Через сутки на последнем вызове в шесть утра, я нарвался на засаду. Меня скрутили, и приковали к батарее отопления. Один из вызывавших, дядечка лет пятидесяти, уговаривал:

– Милок, ты лучше сам скажи личный код. Ты же понимаешь, что мы все равно взломаем твой ящик…

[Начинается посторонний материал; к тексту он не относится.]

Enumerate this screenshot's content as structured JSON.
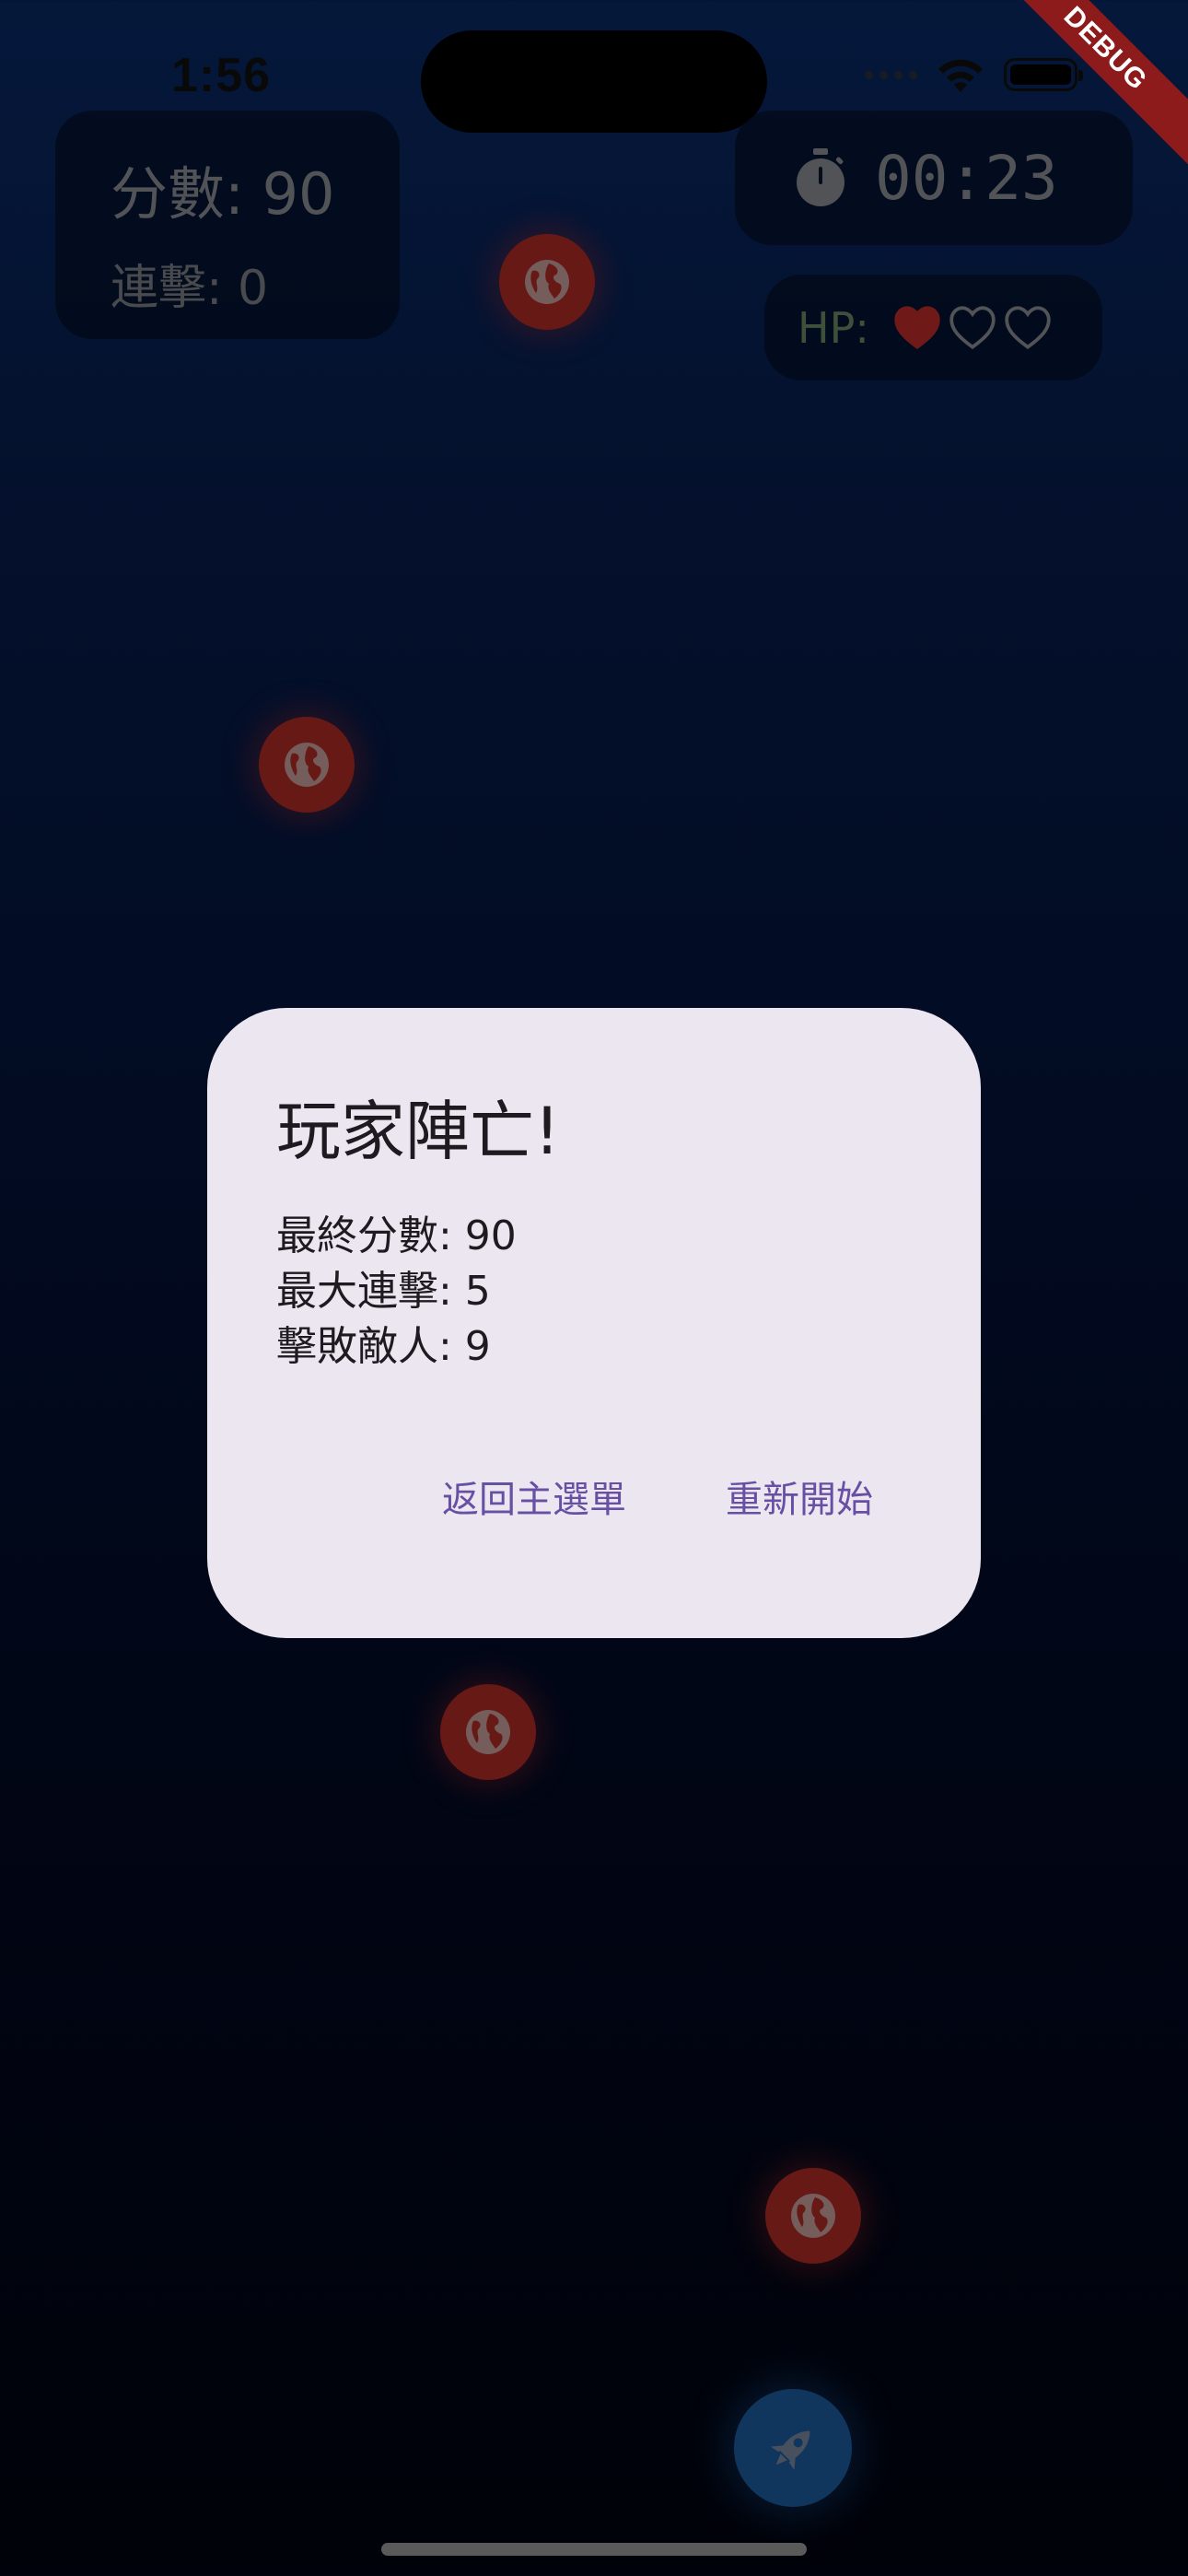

Дежурить в киберсьюте физически трудно. Наша форма моющаяся, в любой момент превращается в скафандр биозащиты не позволяет сразу носить и ее и киберсьют. Поэтому мы защищены от грязи и инфекций, но не от агрессивных преступников.

Главное это не злить бандитов, не спорить с ними. Я воспользовался вшитой в воротник комбеза пластиковой капсулой с «дегезом». Это мощный наркотик, от которого я через минуту отключился на полчаса.

Бандиты побили меня ногами, но наркоз – это наркоз, хоть на части режь. Я спал и ничего не чувствовал. Они изрезали мой скоропомощной комбинезон. Видимо надеялись, что я сквозь сон испугаюсь и пробормочу им пин-код.

«Алиса! Я им ничего не сказал…» – не помню, откуда эта фраза всплыла в мозгу, но это первое, о чем я подумал, когда очнулся на полу в минивене СОБРа.

Был допрос, была масса объяснительных, потом в каждой инстанции писал, что никому ничего не сказал. Про дегез говорить нельзя, сослался, что упал в обморок от страха. Фонограмма ДК подтверждала мое молчание и ругань бандитов.

Никто ничего обвинительного предъявить мне не мог. Никаких надписей на моем теле не нашли. ДК в восстановленных файлах показал мою полную несознанку все время, пока бандиты взламывали код.